Using this data, carry out the following empirical exercises:

1. For all the continuous variables in the dataset (ed, bytest, cue80, stwmfg80, dist, tuition) report a summary statistics table that includes the minimum, 1st quartile, median, mean, 3rd quartile, and maximum. Are there outliers in these variables? Explain (Hint: Look at the differences between the mean and the median)

2. For all the continuous variables in the dataset, create a correlation table. Identify which variables could be important in explaining years of education.

3. Looking at all the dummy variables, what is the difference in the average years of education for the different groups as defined in the dummy variables? Detail your answer carefully in explaining which group has more years of education. Are these differences statistically significant? (Hint: Run independent regressions of years of education on all the dummy variables and check the statistical significance of the coefficient to verify differences in the mean groups. For example, a regression ed~female would tell you the average difference between males and females).

4. Now run a complete regression of years of education on all the dummy variables at the same time. Which ones are still significant? In addition, can you identify any econometric issues when looking at the coefficients of the complete regression vs. the individual regressions in the previous problem?

5. What is the percent of the variation in average years of schooling explained only by base year composite test scores? What is the marginal change in years of schooling given a change in the test score? Is this variable significant?
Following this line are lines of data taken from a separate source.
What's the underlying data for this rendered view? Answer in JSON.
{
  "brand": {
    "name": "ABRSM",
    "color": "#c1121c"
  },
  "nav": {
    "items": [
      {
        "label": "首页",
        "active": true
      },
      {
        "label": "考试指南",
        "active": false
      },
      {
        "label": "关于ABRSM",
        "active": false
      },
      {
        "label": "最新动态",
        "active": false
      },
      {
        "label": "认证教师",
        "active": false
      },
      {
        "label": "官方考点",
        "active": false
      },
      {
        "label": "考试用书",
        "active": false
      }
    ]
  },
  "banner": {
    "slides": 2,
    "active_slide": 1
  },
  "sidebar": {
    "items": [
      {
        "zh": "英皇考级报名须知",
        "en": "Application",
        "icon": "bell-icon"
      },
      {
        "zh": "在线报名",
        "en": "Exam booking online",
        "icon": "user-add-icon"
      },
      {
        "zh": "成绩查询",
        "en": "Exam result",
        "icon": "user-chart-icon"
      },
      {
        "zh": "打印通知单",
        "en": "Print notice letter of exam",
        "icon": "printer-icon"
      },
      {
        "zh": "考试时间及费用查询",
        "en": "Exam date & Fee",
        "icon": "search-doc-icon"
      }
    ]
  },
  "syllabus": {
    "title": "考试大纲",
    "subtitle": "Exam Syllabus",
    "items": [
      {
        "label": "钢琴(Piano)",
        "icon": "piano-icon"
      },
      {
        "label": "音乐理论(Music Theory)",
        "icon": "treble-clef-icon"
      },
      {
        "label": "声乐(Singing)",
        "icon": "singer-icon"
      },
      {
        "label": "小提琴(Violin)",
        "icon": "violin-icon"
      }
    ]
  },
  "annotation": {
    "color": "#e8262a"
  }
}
6. What is the percent of the variation in average years of schooling explained by all continuous variables? Can you identify any econometric issues with the effect of test scores on years of schooling in the full regression? What is the gain in model fit by adding the rest of the continuous variables?
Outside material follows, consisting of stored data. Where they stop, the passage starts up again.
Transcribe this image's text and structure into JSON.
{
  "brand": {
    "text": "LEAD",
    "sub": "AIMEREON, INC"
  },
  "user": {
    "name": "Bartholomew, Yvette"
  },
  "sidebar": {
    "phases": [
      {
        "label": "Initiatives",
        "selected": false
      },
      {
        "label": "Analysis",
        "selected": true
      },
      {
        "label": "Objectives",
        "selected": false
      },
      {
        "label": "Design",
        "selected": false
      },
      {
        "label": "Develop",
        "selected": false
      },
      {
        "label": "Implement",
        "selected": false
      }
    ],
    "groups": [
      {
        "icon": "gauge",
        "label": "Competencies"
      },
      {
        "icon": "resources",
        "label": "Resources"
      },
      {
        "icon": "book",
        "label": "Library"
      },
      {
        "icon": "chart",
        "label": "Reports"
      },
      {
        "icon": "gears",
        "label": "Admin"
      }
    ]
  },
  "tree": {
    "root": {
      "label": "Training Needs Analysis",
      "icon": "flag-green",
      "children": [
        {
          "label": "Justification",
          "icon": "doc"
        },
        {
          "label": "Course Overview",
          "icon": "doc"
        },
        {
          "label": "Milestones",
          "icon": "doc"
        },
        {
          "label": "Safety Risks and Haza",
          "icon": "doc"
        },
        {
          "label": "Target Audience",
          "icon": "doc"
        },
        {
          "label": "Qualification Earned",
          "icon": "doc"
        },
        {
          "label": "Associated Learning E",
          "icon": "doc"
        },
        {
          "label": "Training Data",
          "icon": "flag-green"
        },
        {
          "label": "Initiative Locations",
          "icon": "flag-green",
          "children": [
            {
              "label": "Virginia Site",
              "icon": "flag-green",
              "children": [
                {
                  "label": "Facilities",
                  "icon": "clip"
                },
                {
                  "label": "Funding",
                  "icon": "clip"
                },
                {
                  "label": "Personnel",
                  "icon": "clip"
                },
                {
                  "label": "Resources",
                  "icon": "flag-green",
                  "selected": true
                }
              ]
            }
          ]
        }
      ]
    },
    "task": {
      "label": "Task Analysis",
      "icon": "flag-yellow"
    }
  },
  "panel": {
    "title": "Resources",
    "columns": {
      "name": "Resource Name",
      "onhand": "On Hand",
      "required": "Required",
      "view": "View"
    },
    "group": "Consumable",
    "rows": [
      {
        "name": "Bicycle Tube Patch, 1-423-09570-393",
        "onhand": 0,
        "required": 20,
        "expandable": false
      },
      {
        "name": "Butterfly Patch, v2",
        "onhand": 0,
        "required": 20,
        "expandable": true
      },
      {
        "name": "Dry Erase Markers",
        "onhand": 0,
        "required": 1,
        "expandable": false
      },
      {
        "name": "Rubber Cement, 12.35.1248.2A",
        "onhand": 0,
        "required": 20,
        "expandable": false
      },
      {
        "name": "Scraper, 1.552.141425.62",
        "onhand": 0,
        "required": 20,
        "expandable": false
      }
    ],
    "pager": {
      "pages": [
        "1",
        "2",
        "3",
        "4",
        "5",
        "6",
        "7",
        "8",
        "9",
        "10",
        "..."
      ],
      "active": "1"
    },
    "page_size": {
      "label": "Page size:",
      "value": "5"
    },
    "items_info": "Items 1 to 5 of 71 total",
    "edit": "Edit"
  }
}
7. Regarding the regression in (6), compute the heteroskedastic corrected t-stats. Are there any changes in the significance of the variables?

8. Regarding the regression in (6) conduct an overall significance of the regression using an F- test. Report the F-statistic, the critical F at 1

%, 5

% and 10

% and state the conclusion of the test at all significance levels.
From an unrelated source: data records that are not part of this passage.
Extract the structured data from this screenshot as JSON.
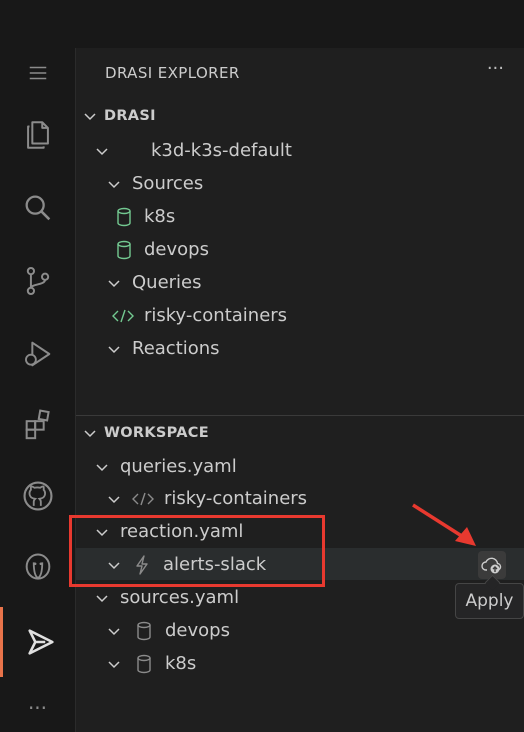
{
  "explorer": {
    "title": "DRASI EXPLORER",
    "more": "···"
  },
  "drasi": {
    "section_label": "DRASI",
    "cluster": "k3d-k3s-default",
    "sources_label": "Sources",
    "sources": [
      "k8s",
      "devops"
    ],
    "queries_label": "Queries",
    "queries": [
      "risky-containers"
    ],
    "reactions_label": "Reactions"
  },
  "workspace": {
    "section_label": "WORKSPACE",
    "files": [
      {
        "name": "queries.yaml",
        "child": "risky-containers"
      },
      {
        "name": "reaction.yaml",
        "child": "alerts-slack"
      },
      {
        "name": "sources.yaml",
        "children": [
          "devops",
          "k8s"
        ]
      }
    ]
  },
  "tooltip": {
    "label": "Apply"
  },
  "colors": {
    "accent": "#e8734a",
    "annotation": "#e8392f",
    "database": "#73c991",
    "code": "#73c991"
  }
}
9. Run a regression of years of education on all variables in the data. Report the significance of each one. Which variable appears the strongest predictor of years of education?

10. Define a variable male=1-female and run a regression of years of education on female (the original variable) and male (the one you just created). Report the results. What is the econometric problem with such a regression?

See Instructions on Next Page…

Instructions: Please submit to my email an individual word file with your answers WELL ORGANIZED. Incomplete answers will not receive any points. You can answer the questions either in Excel or R. Do not submit any Excel or R files because I will not grade a spreadsheet or look for your answers there. You can use those tools to answer the questions, but the submitted file should be a well-organized word file where I can see all your answers to each of my questions.

You will create a new word file and at the top write your name and date of the submission. Then, answer each question in the order I asked.